Friday, September 12, 2014

Are the Mystics Right? Is Time an Illusion?

I am late getting this piece to press, a rather ironic statement considering the topic.  And considering that I was the one to suggest it to the LBC.

We have been told by mystics since what we perceive as the beginning of time that time itself is an illusion.  Annoying isn't it, when they tell you things that are obvious balderdash.  Every one of us experiences time ... well ... all the time!

In the days of the earlier scientists, time and space were separate, set entities like we observe in our everyday experience.  Then along came Einstein  and he did a funny thought experiment.  He asked himself if he were sitting on a light beam, traveling with it at the speed of light and the light hitting his eyes were from a clock face, what would he see?  Well, he reasoned, if I am traveling at the same speed and in the same direction a the light coming to me from the clock face, then I would never see the hands move!  The image would always be the same image!  Does that mean that time would stop????

Excitable guy that he was, he started going off into mental journeys pursuing the implications.  Kind of like Lewis Carrol projecting his imagination into Wonderland to see where it took him, Einstein had found his own Wonderland.  Most people would have left it at that, a flight of frivolous but fun fantasy, but Einstein wasn't made that way.

Before he was done, he had worked out theories of Special and General Relativity that turned our understanding of what was constant and what was changing totally on its head.  The beauty of it was that he created predictions of experiments ALL of which had to come out as he predicted or the entire theory was invalidated!

Rather than go through the proofs, I will give you some of the proven results.  An astronaut that has been in orbit is slightly younger than he would have been had he stayed on the ground.  It is proven by sychronizing two atomic clocks, putting one in orbit for awhile, and then comparing the two after the landing.  And, just precisely as predicted at the turn of the 20th Century, the clock put in orbit would show a time slightly earlier than the one on kept on the ground.

But, just as the mystics have told us in their pronouncements about time, Einstein did not replace certainty with the random.  In fact, by Einstein's theories, we have greater accuracy in measurements of time and motion than with Newton's.  In fact, I have read that he originally wanted to call his theories the theories of IRRELATIVITY, because they showed what was irrelative to the motion of the observers.

So, this is not an effort to be loose in thinking or to lose ourselves in some fun fantasy, it is an effort to tie down physical truth as far as possible.  The underlying, proven truth is that time as we experience it is in fact an illusion.  There is instead an unobservable combination called spacetime - and no, space is no more constant than time - and the truth lies below the surface of our five senses.  In other words, spacetime is a proven reality, but time as a separate thing is an illusion.

That we can be fooled so completely about the nature of our reality should usher in a profound humility.

Be sure to check out what the other members of the Loose Bloggers Consortium have to say.  The active bloggers, give or take a topic or a day are: AshokgaelikaaMaxiRamana and Shackman.


  1. Illusion or not, time is irrelevant beyond its being a convenient way to quantify and add structure to our existence IMO. - structure that we sorely need - at least in our western linear world.
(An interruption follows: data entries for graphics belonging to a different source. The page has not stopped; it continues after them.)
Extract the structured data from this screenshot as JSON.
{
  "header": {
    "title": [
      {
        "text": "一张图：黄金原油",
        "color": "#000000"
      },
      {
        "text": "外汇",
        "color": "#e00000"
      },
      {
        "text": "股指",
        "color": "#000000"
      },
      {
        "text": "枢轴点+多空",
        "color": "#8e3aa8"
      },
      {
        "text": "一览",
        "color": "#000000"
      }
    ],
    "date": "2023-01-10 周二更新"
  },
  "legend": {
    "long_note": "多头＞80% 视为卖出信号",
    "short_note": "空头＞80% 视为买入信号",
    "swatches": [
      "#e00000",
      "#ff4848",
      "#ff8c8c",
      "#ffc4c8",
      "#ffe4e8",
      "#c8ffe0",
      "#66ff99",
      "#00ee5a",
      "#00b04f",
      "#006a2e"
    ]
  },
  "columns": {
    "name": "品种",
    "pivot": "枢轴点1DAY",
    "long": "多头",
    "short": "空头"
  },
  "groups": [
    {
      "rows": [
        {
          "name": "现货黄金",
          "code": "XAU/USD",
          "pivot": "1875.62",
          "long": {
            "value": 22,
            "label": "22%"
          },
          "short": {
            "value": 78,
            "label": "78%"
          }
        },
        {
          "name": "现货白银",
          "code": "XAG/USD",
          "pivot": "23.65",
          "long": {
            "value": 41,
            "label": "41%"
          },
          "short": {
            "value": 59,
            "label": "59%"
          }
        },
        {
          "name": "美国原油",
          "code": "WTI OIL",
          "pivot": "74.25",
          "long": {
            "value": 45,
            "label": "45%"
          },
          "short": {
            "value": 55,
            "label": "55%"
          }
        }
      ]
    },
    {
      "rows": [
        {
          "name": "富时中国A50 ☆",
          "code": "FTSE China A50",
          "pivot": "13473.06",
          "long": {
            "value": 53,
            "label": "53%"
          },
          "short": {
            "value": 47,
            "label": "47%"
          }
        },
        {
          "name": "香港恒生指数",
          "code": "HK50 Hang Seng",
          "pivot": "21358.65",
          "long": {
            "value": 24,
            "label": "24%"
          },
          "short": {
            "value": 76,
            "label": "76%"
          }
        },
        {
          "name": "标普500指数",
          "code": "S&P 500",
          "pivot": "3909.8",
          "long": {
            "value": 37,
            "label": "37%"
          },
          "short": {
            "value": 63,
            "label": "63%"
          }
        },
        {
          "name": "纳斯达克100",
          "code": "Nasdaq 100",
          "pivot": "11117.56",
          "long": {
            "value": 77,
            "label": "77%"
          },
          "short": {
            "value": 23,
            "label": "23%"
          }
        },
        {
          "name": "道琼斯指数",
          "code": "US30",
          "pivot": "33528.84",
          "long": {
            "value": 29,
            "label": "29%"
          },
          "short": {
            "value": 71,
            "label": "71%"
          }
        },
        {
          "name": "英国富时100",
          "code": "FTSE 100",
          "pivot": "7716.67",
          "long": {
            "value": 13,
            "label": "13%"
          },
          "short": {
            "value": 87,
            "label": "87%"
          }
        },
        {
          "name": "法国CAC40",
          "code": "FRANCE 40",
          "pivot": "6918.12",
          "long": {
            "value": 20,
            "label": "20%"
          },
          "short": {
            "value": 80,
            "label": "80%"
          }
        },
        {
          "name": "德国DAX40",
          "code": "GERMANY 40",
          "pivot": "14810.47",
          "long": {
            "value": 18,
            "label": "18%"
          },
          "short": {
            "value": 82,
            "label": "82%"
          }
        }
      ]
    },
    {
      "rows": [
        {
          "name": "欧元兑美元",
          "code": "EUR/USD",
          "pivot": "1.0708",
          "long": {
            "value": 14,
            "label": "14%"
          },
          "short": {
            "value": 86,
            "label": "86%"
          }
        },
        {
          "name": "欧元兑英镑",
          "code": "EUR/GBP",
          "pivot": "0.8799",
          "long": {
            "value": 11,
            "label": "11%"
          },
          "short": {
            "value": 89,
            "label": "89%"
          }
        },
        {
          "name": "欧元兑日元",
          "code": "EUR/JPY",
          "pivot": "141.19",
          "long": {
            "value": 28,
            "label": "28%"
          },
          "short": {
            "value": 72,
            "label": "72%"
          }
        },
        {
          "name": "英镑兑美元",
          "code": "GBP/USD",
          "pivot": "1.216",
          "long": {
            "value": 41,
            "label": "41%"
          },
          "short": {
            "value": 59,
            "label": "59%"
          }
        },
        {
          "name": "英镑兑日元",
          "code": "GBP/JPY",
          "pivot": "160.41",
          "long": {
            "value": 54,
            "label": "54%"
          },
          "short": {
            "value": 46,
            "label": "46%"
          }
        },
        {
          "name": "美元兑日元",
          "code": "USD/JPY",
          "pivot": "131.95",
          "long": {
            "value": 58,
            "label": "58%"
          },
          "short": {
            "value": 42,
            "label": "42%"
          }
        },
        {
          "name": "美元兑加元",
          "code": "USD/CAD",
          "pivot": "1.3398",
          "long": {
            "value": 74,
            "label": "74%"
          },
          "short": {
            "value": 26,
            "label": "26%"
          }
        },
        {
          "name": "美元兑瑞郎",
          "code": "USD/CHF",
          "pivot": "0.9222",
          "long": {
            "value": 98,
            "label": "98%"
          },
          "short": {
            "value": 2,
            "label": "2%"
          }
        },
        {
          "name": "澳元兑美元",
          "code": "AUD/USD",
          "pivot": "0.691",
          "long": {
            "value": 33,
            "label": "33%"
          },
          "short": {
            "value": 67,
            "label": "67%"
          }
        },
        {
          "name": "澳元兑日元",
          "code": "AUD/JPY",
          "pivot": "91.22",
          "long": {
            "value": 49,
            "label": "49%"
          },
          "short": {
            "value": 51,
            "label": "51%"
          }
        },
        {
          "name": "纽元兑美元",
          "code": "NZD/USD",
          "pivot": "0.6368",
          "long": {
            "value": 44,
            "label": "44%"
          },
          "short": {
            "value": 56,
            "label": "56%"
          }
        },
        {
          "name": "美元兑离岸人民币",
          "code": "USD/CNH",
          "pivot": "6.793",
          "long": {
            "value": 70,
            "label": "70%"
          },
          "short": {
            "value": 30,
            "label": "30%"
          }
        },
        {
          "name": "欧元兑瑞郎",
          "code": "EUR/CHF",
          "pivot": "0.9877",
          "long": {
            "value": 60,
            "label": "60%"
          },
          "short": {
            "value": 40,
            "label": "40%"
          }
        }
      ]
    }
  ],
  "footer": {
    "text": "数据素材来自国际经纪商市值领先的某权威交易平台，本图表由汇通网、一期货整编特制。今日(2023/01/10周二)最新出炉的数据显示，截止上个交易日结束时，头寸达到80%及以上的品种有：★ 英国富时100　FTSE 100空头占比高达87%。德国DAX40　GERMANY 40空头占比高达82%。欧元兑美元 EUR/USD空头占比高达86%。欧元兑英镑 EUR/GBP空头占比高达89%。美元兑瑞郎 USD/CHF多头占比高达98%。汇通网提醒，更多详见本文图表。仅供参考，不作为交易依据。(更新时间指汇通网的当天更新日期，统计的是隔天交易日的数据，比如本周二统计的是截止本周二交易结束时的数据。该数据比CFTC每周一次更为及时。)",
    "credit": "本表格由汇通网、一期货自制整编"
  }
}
But it is a fun topic to discuss - so esoteric that disagreements do not typically lead to polarizing arguments and deep seated resentments. We need more of that to spread and share ideas.

    1. I think your argument about the esoteric not being polarizing to be a fascinating observation. If we could get more people interested in the esoteric, do you think we could use it as a doorway to constructive conversation? That would be marvelous!

    2. Indeed it just might - I have always found it to be a fun exercise but the trick would be to change course midstream and j=keep the anger underwraps. But it would certainly be worth a try.

  2. I do not dispute the statement of both. It has simply become part of our existence that we treat all illusion as reality and vice versa too!

    1. Ramana, I think it goes even deeper. It seems to be an intrinsic part of our physical existence, to solve the puzzle of what lies beyond maya while ensconced in the illusion.